- Italian film poster
- Directed by: Luigi Bazzoni; Franco Rossellini;
- Screenplay by: Giulio Questi; Luigi Bazzoni; Franco Rosselini; Ernesto Gastaldi;
- Based on: La donna del lago 1962 novel by Giovanni Comisso
- Produced by: Manolo Bolognini
- Starring: Peter Baldwin; Salvo Randone; Valentina Cortese; Pia Lindström; Philippe Leroy; Virna Lisi;
- Cinematography: Leonida Barboni
- Edited by: Nino Baragli
- Music by: Renzo Rossellini
- Production companies: B.R.C. Produzione Film; Istituto L.U.C.E.;
- Distributed by: Telexport
- Release dates: July 24, 1965 (Locarno Festival); August 14, 1965 (Italy);
- Running time: 90 minutes
- Country: Italy
- Language: Italian
- Box office: £100.116 million

= The Possessed (1965 film) =

1965 Italian film

The Possessed (La donna del lago) is a 1965 Italian mystery film written and directed by Luigi Bazzoni and Franco Rossellini and starring Peter Baldwin, Virna Lisi, Pia Lindström and Philippe Leroy. It is based on the novel La donna del lago by Giovanni Comisso. The film was years later released on U.S. television as Love, Hate and Dishonor.

==Plot==
Bernard (Peter Baldwin), a well-known writer, arrives in a small Italian town near a lake to spend his winter vacation. He checks into an old hotel owned by Enrico and his daughter Irma (Valentina Cortese), secretly hoping to become reacquainted with their maid Tilde (he had developed quite a crush on her the last time he stayed there, and had even stalked her a few times). He is shocked to hear that Tilde (Virna Lisi) committed suicide the previous winter, and then learns that she was pregnant. Apparently she not only ingested poison, but she also managed to slash her own throat.

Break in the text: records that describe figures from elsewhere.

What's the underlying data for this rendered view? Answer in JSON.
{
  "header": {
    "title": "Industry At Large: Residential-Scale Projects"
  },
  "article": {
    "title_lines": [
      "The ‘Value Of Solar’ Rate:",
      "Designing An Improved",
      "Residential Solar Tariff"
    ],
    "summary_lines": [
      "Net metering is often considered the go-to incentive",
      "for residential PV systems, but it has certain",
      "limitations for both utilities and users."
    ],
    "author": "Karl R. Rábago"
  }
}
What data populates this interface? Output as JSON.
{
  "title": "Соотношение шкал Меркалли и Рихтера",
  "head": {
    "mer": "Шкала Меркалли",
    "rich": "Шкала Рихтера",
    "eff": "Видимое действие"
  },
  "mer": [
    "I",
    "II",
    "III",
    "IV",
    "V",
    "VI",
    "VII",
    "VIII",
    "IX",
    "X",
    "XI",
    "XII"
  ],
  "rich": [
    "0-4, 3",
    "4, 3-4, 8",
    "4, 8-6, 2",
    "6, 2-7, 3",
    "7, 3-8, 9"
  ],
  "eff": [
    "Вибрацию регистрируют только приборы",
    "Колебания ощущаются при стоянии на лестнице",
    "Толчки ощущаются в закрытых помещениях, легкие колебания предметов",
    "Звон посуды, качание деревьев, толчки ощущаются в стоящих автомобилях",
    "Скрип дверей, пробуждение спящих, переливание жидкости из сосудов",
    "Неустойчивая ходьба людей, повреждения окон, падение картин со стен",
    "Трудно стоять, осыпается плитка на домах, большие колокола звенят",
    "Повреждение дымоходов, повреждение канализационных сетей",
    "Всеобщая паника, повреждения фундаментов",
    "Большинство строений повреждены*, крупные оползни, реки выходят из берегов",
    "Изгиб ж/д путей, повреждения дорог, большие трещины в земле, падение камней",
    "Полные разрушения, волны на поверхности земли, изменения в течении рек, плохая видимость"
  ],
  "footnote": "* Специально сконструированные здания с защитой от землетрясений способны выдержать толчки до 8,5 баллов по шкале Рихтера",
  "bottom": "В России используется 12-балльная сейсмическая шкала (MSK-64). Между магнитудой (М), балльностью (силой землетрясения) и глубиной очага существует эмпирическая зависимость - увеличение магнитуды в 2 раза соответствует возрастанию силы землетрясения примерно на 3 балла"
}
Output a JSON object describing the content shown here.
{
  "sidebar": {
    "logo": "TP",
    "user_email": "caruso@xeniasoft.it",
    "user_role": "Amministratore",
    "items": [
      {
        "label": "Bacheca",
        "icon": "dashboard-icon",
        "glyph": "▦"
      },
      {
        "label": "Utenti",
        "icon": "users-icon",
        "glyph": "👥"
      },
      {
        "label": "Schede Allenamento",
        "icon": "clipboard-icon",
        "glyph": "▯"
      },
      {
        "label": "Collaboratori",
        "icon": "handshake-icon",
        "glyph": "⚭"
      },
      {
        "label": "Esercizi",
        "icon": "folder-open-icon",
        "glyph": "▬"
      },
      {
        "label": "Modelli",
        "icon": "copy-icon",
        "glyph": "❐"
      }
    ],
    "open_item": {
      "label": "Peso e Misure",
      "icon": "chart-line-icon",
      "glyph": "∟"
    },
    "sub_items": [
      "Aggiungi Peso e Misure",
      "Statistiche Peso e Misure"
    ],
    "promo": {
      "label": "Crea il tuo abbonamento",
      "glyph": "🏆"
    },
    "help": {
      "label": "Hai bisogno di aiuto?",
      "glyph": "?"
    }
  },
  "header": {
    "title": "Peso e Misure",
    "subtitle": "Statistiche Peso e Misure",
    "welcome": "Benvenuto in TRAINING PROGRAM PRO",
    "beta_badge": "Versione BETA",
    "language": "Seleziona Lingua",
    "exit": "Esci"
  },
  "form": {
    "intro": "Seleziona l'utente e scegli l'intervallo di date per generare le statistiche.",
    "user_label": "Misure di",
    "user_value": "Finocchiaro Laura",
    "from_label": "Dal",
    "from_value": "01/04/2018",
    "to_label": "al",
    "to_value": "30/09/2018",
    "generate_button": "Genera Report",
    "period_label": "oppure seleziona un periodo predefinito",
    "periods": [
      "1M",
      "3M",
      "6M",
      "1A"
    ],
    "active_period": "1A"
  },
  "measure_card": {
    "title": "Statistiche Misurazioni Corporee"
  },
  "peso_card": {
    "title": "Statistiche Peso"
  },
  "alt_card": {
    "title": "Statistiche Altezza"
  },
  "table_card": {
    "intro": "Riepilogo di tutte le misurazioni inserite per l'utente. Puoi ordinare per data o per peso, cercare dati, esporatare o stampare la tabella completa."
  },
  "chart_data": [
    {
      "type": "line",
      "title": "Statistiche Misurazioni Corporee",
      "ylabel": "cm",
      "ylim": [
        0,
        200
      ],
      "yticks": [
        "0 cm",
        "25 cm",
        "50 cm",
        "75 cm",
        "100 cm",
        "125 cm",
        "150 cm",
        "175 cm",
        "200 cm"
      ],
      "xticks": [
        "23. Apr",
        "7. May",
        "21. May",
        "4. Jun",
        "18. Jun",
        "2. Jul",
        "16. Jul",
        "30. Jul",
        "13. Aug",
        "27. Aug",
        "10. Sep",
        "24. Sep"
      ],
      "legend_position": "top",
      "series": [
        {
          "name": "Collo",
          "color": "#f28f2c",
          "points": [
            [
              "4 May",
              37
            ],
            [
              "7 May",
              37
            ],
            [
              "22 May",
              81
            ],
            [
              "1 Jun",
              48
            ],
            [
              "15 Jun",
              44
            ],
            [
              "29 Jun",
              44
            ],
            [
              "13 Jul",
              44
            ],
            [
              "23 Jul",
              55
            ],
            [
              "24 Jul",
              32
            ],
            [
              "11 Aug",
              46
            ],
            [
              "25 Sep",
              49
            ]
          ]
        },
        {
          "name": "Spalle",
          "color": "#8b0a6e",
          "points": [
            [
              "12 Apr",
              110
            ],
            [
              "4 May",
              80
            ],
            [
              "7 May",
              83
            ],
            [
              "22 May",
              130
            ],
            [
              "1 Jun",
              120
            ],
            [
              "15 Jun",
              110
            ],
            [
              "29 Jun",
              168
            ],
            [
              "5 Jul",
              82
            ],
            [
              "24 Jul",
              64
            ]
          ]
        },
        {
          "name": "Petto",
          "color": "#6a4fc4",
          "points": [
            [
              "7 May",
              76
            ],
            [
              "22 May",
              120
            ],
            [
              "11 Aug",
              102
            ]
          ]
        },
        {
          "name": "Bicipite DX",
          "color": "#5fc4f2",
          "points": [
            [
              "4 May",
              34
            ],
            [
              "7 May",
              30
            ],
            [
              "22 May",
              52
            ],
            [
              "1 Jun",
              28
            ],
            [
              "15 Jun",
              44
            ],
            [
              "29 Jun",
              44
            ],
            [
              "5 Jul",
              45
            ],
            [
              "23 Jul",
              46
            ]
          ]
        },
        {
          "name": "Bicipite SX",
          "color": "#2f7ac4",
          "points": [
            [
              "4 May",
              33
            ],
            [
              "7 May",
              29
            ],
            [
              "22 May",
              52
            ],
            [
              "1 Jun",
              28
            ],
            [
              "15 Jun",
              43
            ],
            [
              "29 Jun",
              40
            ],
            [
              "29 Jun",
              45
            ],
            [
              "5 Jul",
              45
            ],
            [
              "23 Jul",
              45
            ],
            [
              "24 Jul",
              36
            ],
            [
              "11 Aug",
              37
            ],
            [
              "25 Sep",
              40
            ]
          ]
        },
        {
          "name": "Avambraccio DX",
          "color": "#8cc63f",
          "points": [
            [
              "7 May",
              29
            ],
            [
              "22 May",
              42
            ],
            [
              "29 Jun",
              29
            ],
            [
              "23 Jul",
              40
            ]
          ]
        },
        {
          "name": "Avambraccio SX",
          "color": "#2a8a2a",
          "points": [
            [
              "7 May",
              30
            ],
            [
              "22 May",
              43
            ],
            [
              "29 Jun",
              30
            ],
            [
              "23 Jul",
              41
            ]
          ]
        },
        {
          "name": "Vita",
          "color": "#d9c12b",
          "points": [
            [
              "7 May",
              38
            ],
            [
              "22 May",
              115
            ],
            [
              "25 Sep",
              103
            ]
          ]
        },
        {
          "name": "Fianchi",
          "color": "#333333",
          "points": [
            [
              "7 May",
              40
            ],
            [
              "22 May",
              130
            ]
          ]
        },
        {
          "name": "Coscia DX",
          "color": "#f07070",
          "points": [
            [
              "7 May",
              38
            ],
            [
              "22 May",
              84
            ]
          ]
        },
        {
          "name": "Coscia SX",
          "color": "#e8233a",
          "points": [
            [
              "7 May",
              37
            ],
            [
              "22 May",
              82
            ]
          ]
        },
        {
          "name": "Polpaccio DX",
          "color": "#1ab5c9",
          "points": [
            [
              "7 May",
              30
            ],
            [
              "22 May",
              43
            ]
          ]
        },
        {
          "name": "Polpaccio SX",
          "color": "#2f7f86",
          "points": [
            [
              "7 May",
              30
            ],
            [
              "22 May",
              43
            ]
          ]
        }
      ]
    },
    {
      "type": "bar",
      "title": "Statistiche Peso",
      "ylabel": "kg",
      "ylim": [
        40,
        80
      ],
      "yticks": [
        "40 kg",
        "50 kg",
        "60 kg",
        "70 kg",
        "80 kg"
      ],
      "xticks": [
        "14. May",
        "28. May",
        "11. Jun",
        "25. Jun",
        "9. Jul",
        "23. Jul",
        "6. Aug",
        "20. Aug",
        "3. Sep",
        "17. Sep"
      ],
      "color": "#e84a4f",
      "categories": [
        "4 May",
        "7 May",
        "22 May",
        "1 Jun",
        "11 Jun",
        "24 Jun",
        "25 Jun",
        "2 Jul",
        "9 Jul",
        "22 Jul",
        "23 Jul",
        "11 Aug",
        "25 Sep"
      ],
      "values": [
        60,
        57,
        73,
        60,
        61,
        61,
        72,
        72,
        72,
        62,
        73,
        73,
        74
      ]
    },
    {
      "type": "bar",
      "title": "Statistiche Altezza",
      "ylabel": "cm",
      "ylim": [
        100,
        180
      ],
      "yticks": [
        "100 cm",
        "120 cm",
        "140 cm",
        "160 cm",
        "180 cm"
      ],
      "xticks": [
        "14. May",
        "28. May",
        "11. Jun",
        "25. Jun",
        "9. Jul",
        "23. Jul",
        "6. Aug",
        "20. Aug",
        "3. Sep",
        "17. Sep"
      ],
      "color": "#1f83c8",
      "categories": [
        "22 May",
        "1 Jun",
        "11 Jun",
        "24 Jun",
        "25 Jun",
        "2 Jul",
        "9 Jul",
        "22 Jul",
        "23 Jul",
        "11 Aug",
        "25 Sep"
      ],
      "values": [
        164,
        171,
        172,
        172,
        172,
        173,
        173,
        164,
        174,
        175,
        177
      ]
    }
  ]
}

Bernard refuses to believe that Tilde committed suicide and decides to discover what really happened to her. When Enrico's son Mario (Philippe Leroy) and his wife Adriana (Pia Lindstrom) arrive at the hotel, the two begin acting suspiciously, silently walking around the lake at night. Enrico isn't too happy about Bernard snooping around the hotel either. Bernard becomes obsessed with learning what happened to Tilde and begins to experience daydreams, flashbacks, and hallucinations.

==Production==
The Possessed was based on the 1962 novel La donna del lago by Giovanni Comisso. Giulio Questi was hired to write the screenplay. Along with directors Luigi Bazzoni and Franco Rosselini, a fourth uncredited writer was added to work on the film: Ernesto Gastaldi. For their contributions to the script, Gastaldi, Bazzoni, and Rosselini received 700,000, 500,000 and 250,000 Italian lire respectively. Questi received the highest pay, earning 3 million lire.

==Release==
The Possessed premiered at the Swiss Locarno Festival on 24 July 1965. It was released in Italy on 14 August 1965, where it was distributed by Telexport, a minor distribution company that only released the film in a limited area in Italy. The film grossed 100,116,000 Italian lire domestically. The Possesseds poor commercial performance prompted producer Manolo Bolognini to approach Sergio Corbucci to make a Spaghetti Western that would recoup its costs; this would become Django.

In the United States, the film was released straight to television by AIP-TV in 1972 under the title Love, Hate and Dishonor; unlike most of the company's catalogue, which were offered in packages for broadcast syndication, the film was presented as a standalone "special feature".

The Possessed was released by Arrow Video on Blu-ray Disc on April 2, 2019 in the United Kingdom. This release utilizes a 2K restoration of the film with Italian and English audio options as well as several special features, including an audio commentary by Tim Lucas and an appreciation of the film by Richard Dyer.